The final committee report includes thirteen recommendations for action-oriented policy solutions that reflect broad community and stakeholder agreement. Those recommendations are:
• Creating additional statewide law enforcement training requirements that include requiring crisis intervention training and implicit bias training; as well as providing additional resources to officers and agencies to complete the new requirement training.
• Requiring mandatory reporting requirements for law enforcement agencies for disciplinary actions, resignations, terminations and de-certifications.
• Creating whistle-blower protections for officers that report misconduct.
• Providing law enforcement with additional resources when encountering mental health issues in the field.
• Providing law enforcement with additional resources to receive mental health treatment.
• Reclassification of some lower level criminal offenses.

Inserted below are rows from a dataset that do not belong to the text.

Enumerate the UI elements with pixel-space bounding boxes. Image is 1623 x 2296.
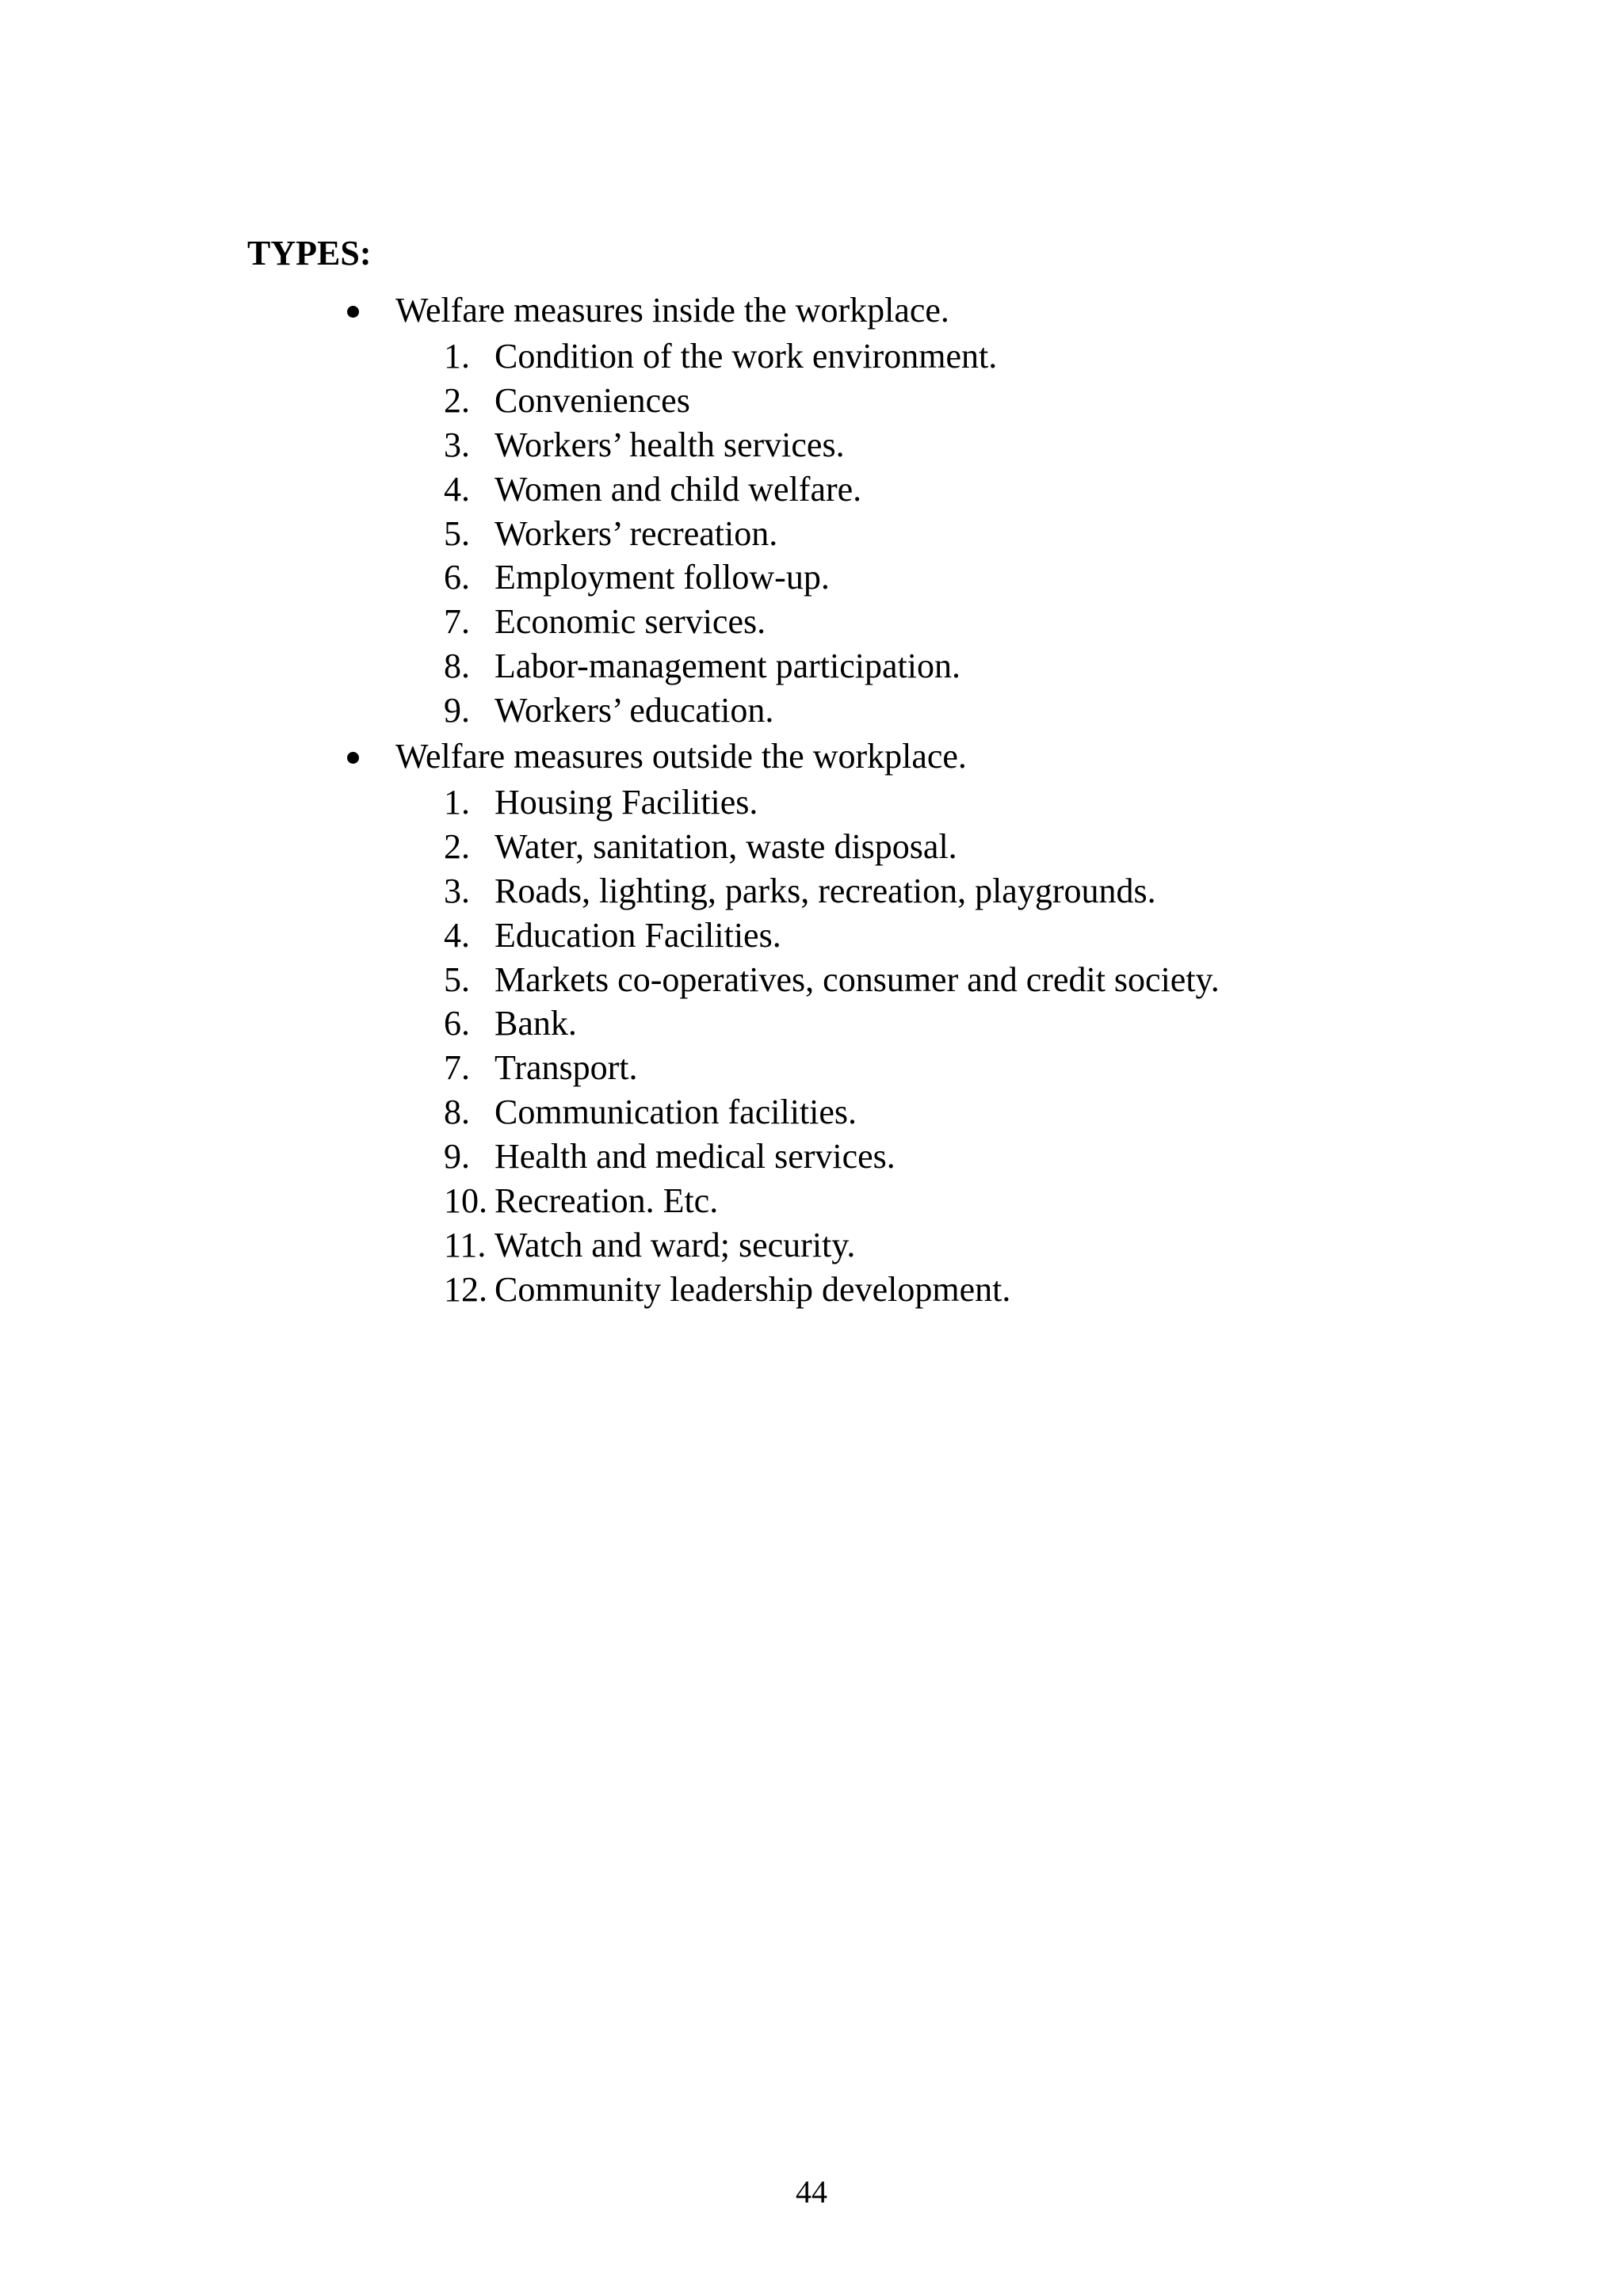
- item-text: Housing Facilities.: [495, 783, 758, 822]
- item-number: 8.: [444, 646, 470, 686]
- list-item: [0, 512, 1623, 556]
- list-item: [0, 1268, 1623, 1312]
- item-text: Employment follow-up.: [495, 558, 830, 597]
- item-text: Condition of the work environment.: [495, 337, 998, 376]
- item-text: Labor-management participation.: [495, 646, 960, 686]
- item-text: Economic services.: [495, 602, 766, 642]
- item-text: Roads, lighting, parks, recreation, playgrounds.: [495, 871, 1156, 910]
- item-number: 4.: [444, 469, 470, 509]
- list-item: [0, 600, 1623, 644]
- list-item: [0, 688, 1623, 733]
- list-item: [0, 1135, 1623, 1179]
- list-item: [0, 1001, 1623, 1046]
- section-heading: TYPES:: [247, 234, 372, 273]
- item-number: 3.: [444, 425, 470, 464]
- item-text: Markets co-operatives, consumer and credit society.: [495, 959, 1220, 999]
- list-item: [0, 913, 1623, 958]
- item-text: Watch and ward; security.: [495, 1225, 856, 1264]
- item-number: 2.: [444, 380, 470, 420]
- list-item: [0, 869, 1623, 913]
- item-number: 7.: [444, 602, 470, 642]
- list-item: [0, 379, 1623, 423]
- list-item: [0, 423, 1623, 467]
- page-number: 44: [796, 2174, 827, 2210]
- item-number: 11.: [444, 1225, 487, 1264]
- numbered-list: [0, 780, 1623, 1312]
- item-text: Recreation. Etc.: [495, 1181, 719, 1221]
- bullet-dot-icon: [347, 306, 359, 318]
- list-item: [0, 958, 1623, 1002]
- item-text: Workers’ health services.: [495, 425, 845, 464]
- item-number: 4.: [444, 915, 470, 955]
- welfare-inside-section: [0, 287, 1623, 733]
- list-item: [0, 825, 1623, 869]
- item-number: 6.: [444, 558, 470, 597]
- bullet-dot-icon: [347, 752, 359, 764]
- list-item: [0, 467, 1623, 512]
- item-number: 7.: [444, 1048, 470, 1088]
- item-number: 6.: [444, 1004, 470, 1043]
- bullet-item: [0, 287, 1623, 334]
- bullet-text: Welfare measures inside the workplace.: [395, 291, 949, 330]
- list-item: [0, 555, 1623, 600]
- list-item: [0, 780, 1623, 825]
- item-number: 9.: [444, 691, 470, 730]
- item-text: Community leadership development.: [495, 1269, 1011, 1309]
- item-number: 2.: [444, 826, 470, 866]
- list-item: [0, 1046, 1623, 1090]
- welfare-outside-section: [0, 733, 1623, 1312]
- list-item: [0, 1179, 1623, 1223]
- bullet-text: Welfare measures outside the workplace.: [395, 737, 967, 776]
- item-text: Conveniences: [495, 380, 690, 420]
- item-text: Women and child welfare.: [495, 469, 862, 509]
- item-text: Bank.: [495, 1004, 577, 1043]
- item-text: Water, sanitation, waste disposal.: [495, 826, 957, 866]
- item-text: Transport.: [495, 1048, 638, 1088]
- item-text: Communication facilities.: [495, 1093, 857, 1132]
- item-number: 1.: [444, 337, 470, 376]
- numbered-list: [0, 334, 1623, 733]
- item-number: 10.: [444, 1181, 487, 1221]
- bullet-item: [0, 733, 1623, 780]
- list-item: [0, 644, 1623, 688]
- item-number: 5.: [444, 959, 470, 999]
- item-text: Workers’ recreation.: [495, 513, 778, 553]
- list-item: [0, 1223, 1623, 1268]
- item-number: 3.: [444, 871, 470, 910]
- item-text: Workers’ education.: [495, 691, 774, 730]
- item-number: 5.: [444, 513, 470, 553]
- item-number: 1.: [444, 783, 470, 822]
- item-text: Health and medical services.: [495, 1137, 896, 1177]
- list-item: [0, 334, 1623, 379]
- item-number: 12.: [444, 1269, 487, 1309]
- item-number: 8.: [444, 1093, 470, 1132]
- item-text: Education Facilities.: [495, 915, 781, 955]
- list-item: [0, 1090, 1623, 1135]
- item-number: 9.: [444, 1137, 470, 1177]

• Directing the Administrative Office of the Courts to examine whether each judicial district would benefit from the availability of specialty courts such as drug treatment or Veterans Courts.
• Banning the use of chokeholds.
• Requiring psychological evaluations for all public safety officers.
• Requiring law enforcement to report use of force incidents.
• Mandating the duty to intervene and the duty to report officer misconduct.
• Creating and funding a pilot program for high school student law enforcement career exploration.
• Creating a system to allow individuals to receive additional notification of court dates, to avoid additional Failure to Appear charges.
These committee recommendations will provide guidance for potential legislative action by future sessions of the North Carolina General Assembly. A full committee report can be found on the committee website at www.ncleg.gov/Committees/CommitteeInfo/HouseSelect/200
This committee report is just the beginning; I look forward to working during the upcoming session with fellow legislators to advance these policy recommendations into meaningful legislation.